Black Lives Matter. Let there be an end to militarization of police forces and militarized deployment against American citizens-- and anyone else, like the Australian press crew, that happens to get in the way.
Peace on earth, good will to men.
(Article changed on June 15, 2020 at 06:43)
(Article changed on June 15, 2020 at 07:02)
My name is William Perkins Homans the third, but probably more people know me as the bluesman (and artist) Watermelon Slim.
I've been in the fight against war, fascism, injustice and inhumanity for 47 years. I was at MayDay, 1971, and at the moratorium March the week before. I was one of the leaders of the Great New Jersey Turnpike Stall on my birthday, April 25, 1971.
I bear the scar on my left shin from a neoNazi jackboot, when I was one of the Vietnam Veterans Against the War who bounced the NSWPP from Flamingo Park at the Republican National Convention of 1972. My father fought the Nazis in the North Atlantic and Anzio, and I met their spawn in Miami.
My formal education has been first-rate. I wouldn't trade my degrees for Harvard ones. I was raised in the finest private Catholic and Episcopal high schools.

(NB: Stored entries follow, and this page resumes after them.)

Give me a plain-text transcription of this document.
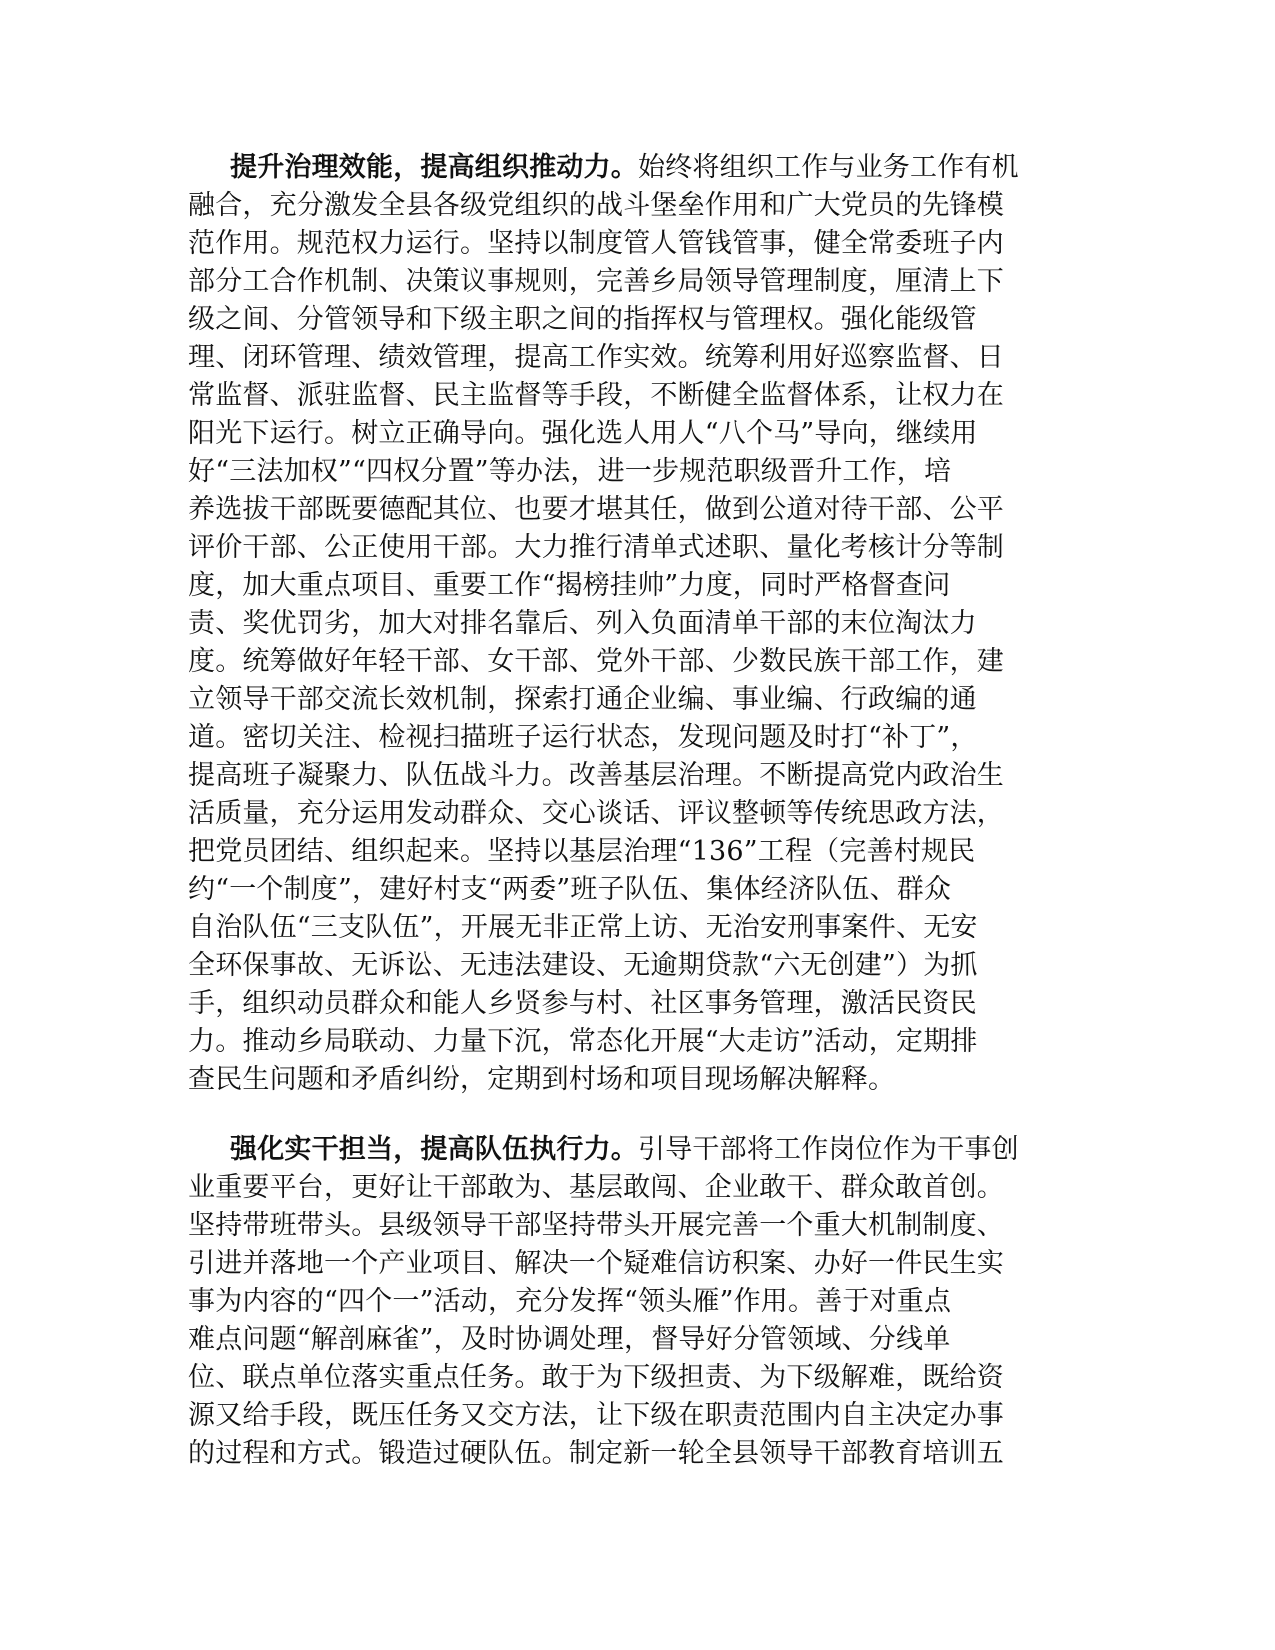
提升治理效能，提高组织推动力。始终将组织工作与业务工作有机
融合，充分激发全县各级党组织的战斗堡垒作用和广大党员的先锋模
范作用。规范权力运行。坚持以制度管人管钱管事，健全常委班子内
部分工合作机制、决策议事规则，完善乡局领导管理制度，厘清上下
级之间、分管领导和下级主职之间的指挥权与管理权。强化能级管
理、闭环管理、绩效管理，提高工作实效。统筹利用好巡察监督、日
常监督、派驻监督、民主监督等手段，不断健全监督体系，让权力在
阳光下运行。树立正确导向。强化选人用人“八个马”导向，继续用
好“三法加权”“四权分置”等办法，进一步规范职级晋升工作，培
养选拔干部既要德配其位、也要才堪其任，做到公道对待干部、公平
评价干部、公正使用干部。大力推行清单式述职、量化考核计分等制
度，加大重点项目、重要工作“揭榜挂帅”力度，同时严格督查问
责、奖优罚劣，加大对排名靠后、列入负面清单干部的末位淘汰力
度。统筹做好年轻干部、女干部、党外干部、少数民族干部工作，建
立领导干部交流长效机制，探索打通企业编、事业编、行政编的通
道。密切关注、检视扫描班子运行状态，发现问题及时打“补丁”，
提高班子凝聚力、队伍战斗力。改善基层治理。不断提高党内政治生
活质量，充分运用发动群众、交心谈话、评议整顿等传统思政方法，
把党员团结、组织起来。坚持以基层治理“136”工程（完善村规民
约“一个制度”，建好村支“两委”班子队伍、集体经济队伍、群众
自治队伍“三支队伍”，开展无非正常上访、无治安刑事案件、无安
全环保事故、无诉讼、无违法建设、无逾期贷款“六无创建”）为抓
手，组织动员群众和能人乡贤参与村、社区事务管理，激活民资民
力。推动乡局联动、力量下沉，常态化开展“大走访”活动，定期排
查民生问题和矛盾纠纷，定期到村场和项目现场解决解释。
强化实干担当，提高队伍执行力。引导干部将工作岗位作为干事创
业重要平台，更好让干部敢为、基层敢闯、企业敢干、群众敢首创。
坚持带班带头。县级领导干部坚持带头开展完善一个重大机制制度、
引进并落地一个产业项目、解决一个疑难信访积案、办好一件民生实
事为内容的“四个一”活动，充分发挥“领头雁”作用。善于对重点
难点问题“解剖麻雀”，及时协调处理，督导好分管领域、分线单
位、联点单位落实重点任务。敢于为下级担责、为下级解难，既给资
源又给手段，既压任务又交方法，让下级在职责范围内自主决定办事
的过程和方式。锻造过硬队伍。制定新一轮全县领导干部教育培训五
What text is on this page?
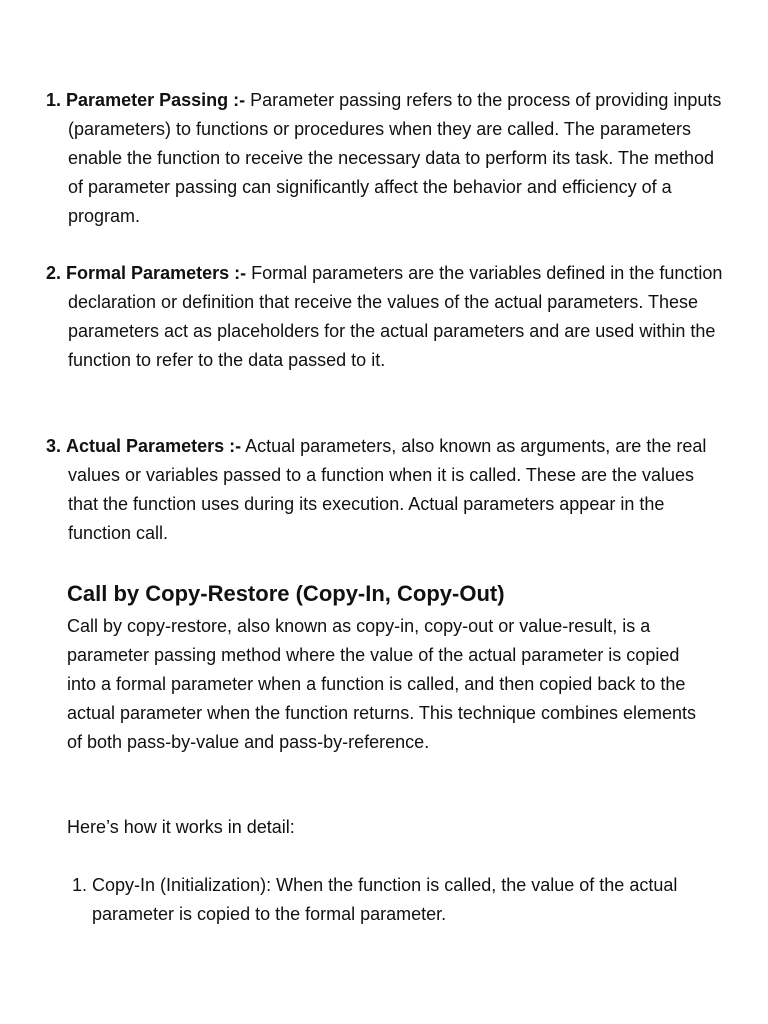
1. Parameter Passing :- Parameter passing refers to the process of providing inputs (parameters) to functions or procedures when they are called. The parameters enable the function to receive the necessary data to perform its task. The method of parameter passing can significantly affect the behavior and efficiency of a program.

2. Formal Parameters :- Formal parameters are the variables defined in the function declaration or definition that receive the values of the actual parameters. These parameters act as placeholders for the actual parameters and are used within the function to refer to the data passed to it.

3. Actual Parameters :- Actual parameters, also known as arguments, are the real values or variables passed to a function when it is called. These are the values that the function uses during its execution. Actual parameters appear in the function call.

Call by Copy-Restore (Copy-In, Copy-Out)

Call by copy-restore, also known as copy-in, copy-out or value-result, is a parameter passing method where the value of the actual parameter is copied into a formal parameter when a function is called, and then copied back to the actual parameter when the function returns. This technique combines elements of both pass-by-value and pass-by-reference.

Here’s how it works in detail:

1. Copy-In (Initialization): When the function is called, the value of the actual parameter is copied to the formal parameter.
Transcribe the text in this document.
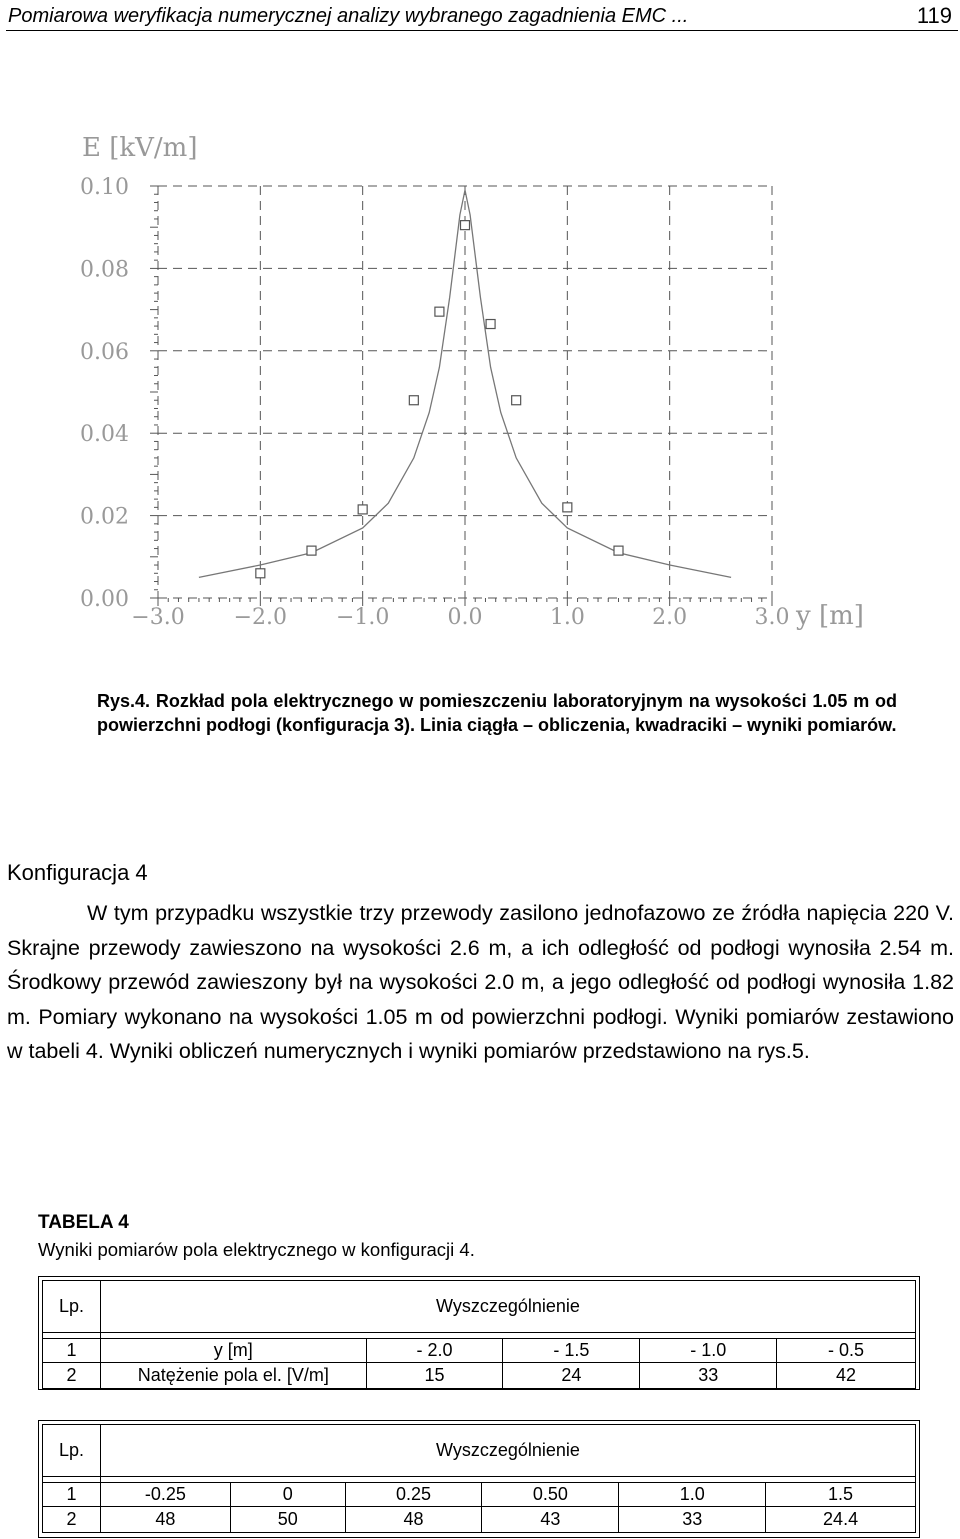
Pomiarowa weryfikacja numerycznej analizy wybranego zagadnienia EMC ...	119
0.00
0.02
0.04
0.06
0.08
0.10
−3.0 −2.0 −1.0	0.0	1.0	2.0	3.0
E [kV/m]
y [m]
Rys.4. Rozkład pola elektrycznego w pomieszczeniu laboratoryjnym na wysokości 1.05 m od powierzchni podłogi (konfiguracja 3). Linia ciągła – obliczenia, kwadraciki – wyniki pomiarów.
Konfiguracja 4
W tym przypadku wszystkie trzy przewody zasilono jednofazowo ze źródła napięcia 220 V. Skrajne przewody zawieszono na wysokości 2.6 m, a ich odległość od podłogi wynosiła 2.54 m. Środkowy przewód zawieszony był na wysokości 2.0 m, a jego odległość od podłogi wynosiła 1.82 m. Pomiary wykonano na wysokości 1.05 m od powierzchni podłogi. Wyniki pomiarów zestawiono w tabeli 4. Wyniki obliczeń numerycznych i wyniki pomiarów przedstawiono na rys.5.
TABELA 4
Wyniki pomiarów pola elektrycznego w konfiguracji 4.
Lp.	Wyszczególnienie				

1	y [m]	- 2.0	- 1.5	- 1.0	- 0.5
2	Natężenie pola el. [V/m]	15	24	33	42
Lp.	Wyszczególnienie					

1	-0.25	0	0.25	0.50	1.0	1.5
2	48	50	48	43	33	24.4
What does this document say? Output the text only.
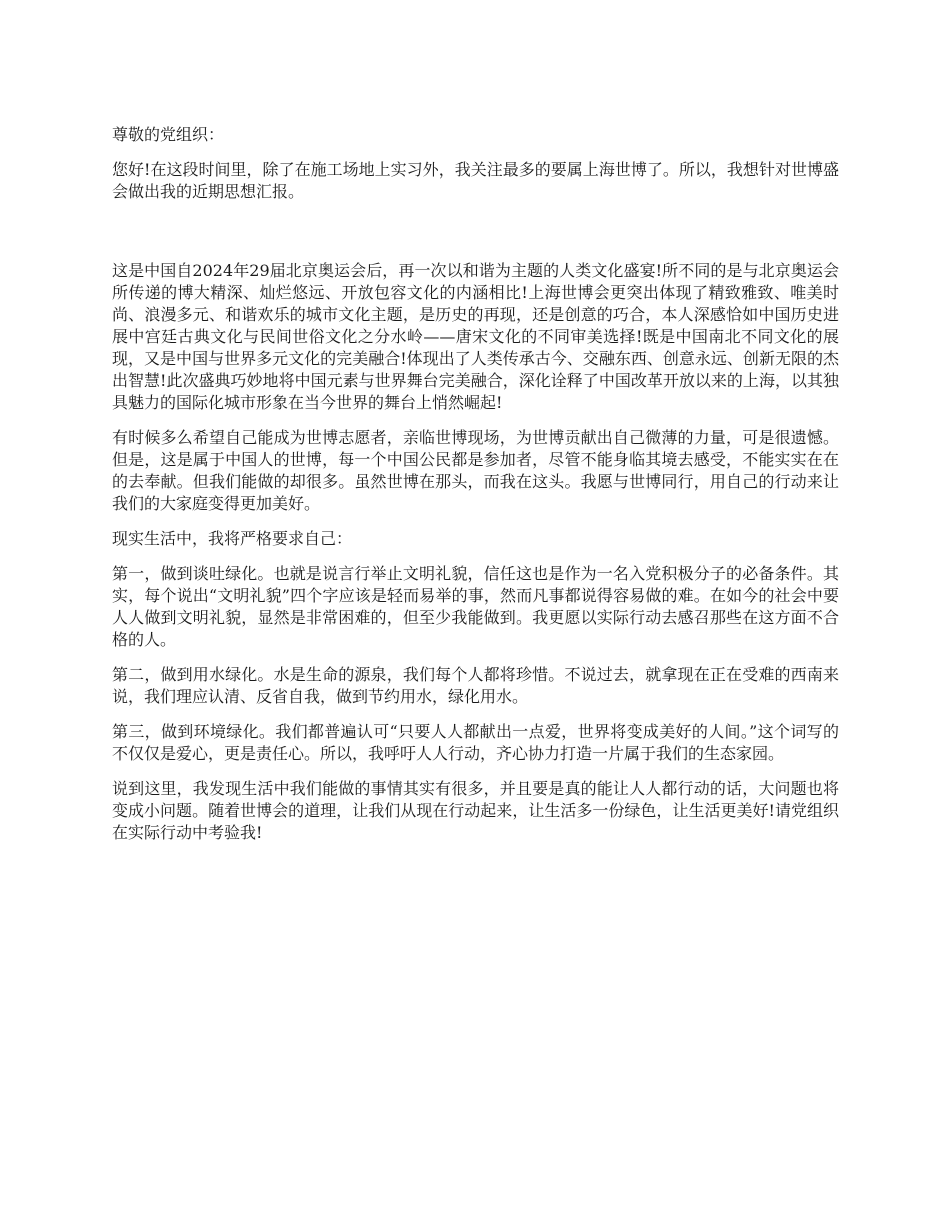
尊敬的党组织：

您好!在这段时间里，除了在施工场地上实习外，我关注最多的要属上海世博了。所以，我想针对世博盛会做出我的近期思想汇报。

这是中国自2024年29届北京奥运会后，再一次以和谐为主题的人类文化盛宴!所不同的是与北京奥运会所传递的博大精深、灿烂悠远、开放包容文化的内涵相比!上海世博会更突出体现了精致雅致、唯美时尚、浪漫多元、和谐欢乐的城市文化主题，是历史的再现，还是创意的巧合，本人深感恰如中国历史进展中宫廷古典文化与民间世俗文化之分水岭——唐宋文化的不同审美选择!既是中国南北不同文化的展现，又是中国与世界多元文化的完美融合!体现出了人类传承古今、交融东西、创意永远、创新无限的杰出智慧!此次盛典巧妙地将中国元素与世界舞台完美融合，深化诠释了中国改革开放以来的上海，以其独具魅力的国际化城市形象在当今世界的舞台上悄然崛起!

有时候多么希望自己能成为世博志愿者，亲临世博现场，为世博贡献出自己微薄的力量，可是很遗憾。但是，这是属于中国人的世博，每一个中国公民都是参加者，尽管不能身临其境去感受，不能实实在在的去奉献。但我们能做的却很多。虽然世博在那头，而我在这头。我愿与世博同行，用自己的行动来让我们的大家庭变得更加美好。

现实生活中，我将严格要求自己：

第一，做到谈吐绿化。也就是说言行举止文明礼貌，信任这也是作为一名入党积极分子的必备条件。其实，每个说出“文明礼貌”四个字应该是轻而易举的事，然而凡事都说得容易做的难。在如今的社会中要人人做到文明礼貌，显然是非常困难的，但至少我能做到。我更愿以实际行动去感召那些在这方面不合格的人。

第二，做到用水绿化。水是生命的源泉，我们每个人都将珍惜。不说过去，就拿现在正在受难的西南来说，我们理应认清、反省自我，做到节约用水，绿化用水。

第三，做到环境绿化。我们都普遍认可“只要人人都献出一点爱，世界将变成美好的人间。”这个词写的不仅仅是爱心，更是责任心。所以，我呼吁人人行动，齐心协力打造一片属于我们的生态家园。

说到这里，我发现生活中我们能做的事情其实有很多，并且要是真的能让人人都行动的话，大问题也将变成小问题。随着世博会的道理，让我们从现在行动起来，让生活多一份绿色，让生活更美好!请党组织在实际行动中考验我!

I earned my BA in History and Journalism from the University of Oregon/Eugene. I was also captain of the U of O bowling team, 1984-1986. High game 299. Mentors: Dr. W. Gordon Rockett, Dr. Daniell Pope
1997-2000: Oklahoma State University. M.A., History, 2000, plus the school-teaching curriculum. Mentor: Dr. Ronald Petrin
I am a world survivalist. My politics transcends right and left, perforce. I watch for signs we may transcend in some yet-unknown fashion the vectors and indicators in my environmental and geopolitical analysis.
As Tiny Tim said, "God bless us, every one!"